12. Energy And Respiration

Question 1

Why is ATP such a good energy currency molecule?

Answer 1

1. ATP can be regenerated after being hydrolyzed
2. ATP can be easily hydrolyzed- so you can release energy.
3. ATP cannot spontaneously hydrolyzed but can be broken down using ATP-ase
4. Hydrolysis of ATP releases large amounts of energy

Question 2

What is the respiratory quotient?

Answer 2

The ratio of the number of molecules of carbon dioxide produced to the number of molecules of oxygen taken in as a result of respiration.

Question 3

State the 4 stages of aerobic respiration and where each of them occurs in eukaryotic cells.

Answer 3

1. glycolysis in the cytoplasm
2. link reaction in the mitochondrial matrix
3. Krebs cycle in the mitochondrial matrix
4. oxidative phosphorylation on the inner membrane of
   mitochondria

Question 4

Explain what happens in glycolysis.

Answer 4

• Phosphorylation- glucose is phosphorylated by 2 ATP to form fructose bisphosphate.
• Lysis- fructose bisphosphate splits into two molecules of triode phosphate.
• Oxidation- hydrogen is removed from each molecule of triose phosphate and transferred to coenzyme NAD to form 2 reduced NAD
• Dephosphorylation- phosphates are transferred from the intermediate substrate molecules to form 4 ATP through substrate-linked phosphorylation
• Pyruvate is produced

Question 5

Explain what happens in the Link reaction.

Answer 5

When oxygen is available pyruvate will enter the mitochondrial matrix and aerobic respiration will continue.
It moves across the double membrane of the mitochondria via active transport.
1. Decarboxylation and dehydrogenation of pyruvate by enzymes to produce an acetyl group
2. Combination with coenzyme A to form acetyl CoA, co2 and reduced NAD

Question 6

Outline the steps in the Krebs cycle.

Answer 6

1. The 2C Acetyl group is accepted by the 4C oxaloacetate to form 6C citrate
2. Decarboxylation and dehydrogenation of 6C nitrate to form a 5C compound, carbon dioxide and reduced NAD
3. The compound then undergoes further Decarboxylation and dehydrogenation until eventually 4C oxaloacetate is reformed.
4. It undergoes substrate link reaction- where a little energy is released and ADP and phosphate is synthesized into ATP.
5. Dehydrogenation- FAD will accept a hydrogen molecule and become reduced FAD
6. Dehydrogenation- NAD will accept a hydrogen molecule and become reduced NAD.

Question 7

Describe the role of NAD and FAD in transferring hydrogen to carriers in the inner mitochondrial membrane.

Answer 7

Reduced NAD and reduced FAD transfer the hydrogen atoms from the different stages of respiration to the electron transport chain on the inner mitochondrial membrane, the site where hydrogens are removed from the coenzymes
A

Question 8

Explain what happens during oxidative phosphorylation.

Answer 8

1. Hydrogen atoms split into protons and energetic electrons.
2. Energetic electrons release energy as they pass through the electron transport chain
3. The released energy is used to transfer protons across the inner mitochondrial membrane.
4. Protons return to the mitochondrial matrix by facilitated diffusion through ATP synthase providing energy for ATP synthesis.
5. Oxygen acts as the final electron acceptor to form water.

Question 9

Explain why aerobic respiration produces significantly more ATP than anaerobic respiration.

Answer 9

It allows for complete oxidation of glucose and utilizes the electron transport chain, which generates a large amount of ATP through oxidative phosphorylation.

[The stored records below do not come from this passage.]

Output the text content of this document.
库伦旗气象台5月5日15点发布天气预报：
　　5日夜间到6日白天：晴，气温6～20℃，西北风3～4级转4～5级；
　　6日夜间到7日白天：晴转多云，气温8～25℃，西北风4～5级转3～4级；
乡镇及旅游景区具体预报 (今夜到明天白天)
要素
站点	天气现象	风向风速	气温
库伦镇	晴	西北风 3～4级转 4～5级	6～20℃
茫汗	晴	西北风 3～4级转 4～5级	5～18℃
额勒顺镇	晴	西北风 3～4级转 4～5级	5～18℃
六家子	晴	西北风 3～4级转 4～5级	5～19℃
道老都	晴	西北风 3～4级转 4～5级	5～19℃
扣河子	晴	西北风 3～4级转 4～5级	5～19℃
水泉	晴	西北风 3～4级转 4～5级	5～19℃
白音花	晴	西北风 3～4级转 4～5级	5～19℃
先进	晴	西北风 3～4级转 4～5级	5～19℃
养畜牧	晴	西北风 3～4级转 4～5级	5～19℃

Anaerobic respiration is less efficient, producing only 2 ATP, as it relies solely on glycolysis.

Question 10

Why is oxygen so important in aerobic respiration

Answer 10

Oxygen acts as the final electron acceptor. Without oxygen the electron transport chain cannot continue as the electrons have nowhere to go. Without oxygen accepting the electrons (and hydrogens) the reduced
coenzymes NADH and FADH2 cannot be oxidised to regenerate NAD and FAD, so they can’t be used in further hydrogen transport.

Question 11

Explain how the link reaction begins following glycolysis

Answer 11

• When oxygen is available pyruvate will enter the mitochondrial matrix and aerobic respiration will continue
• It moves across the double membrane of the mitochondria via active transport, requires a transport protein and ATP.
• Once in the mitochondrial matrix pyruvate takes part in the link reaction

Question 12

Explain what the role of Coenzyme A is.

Answer 12

A coenzyme is a molecule that helps an enzyme carry out its function but is not used in the reaction itself.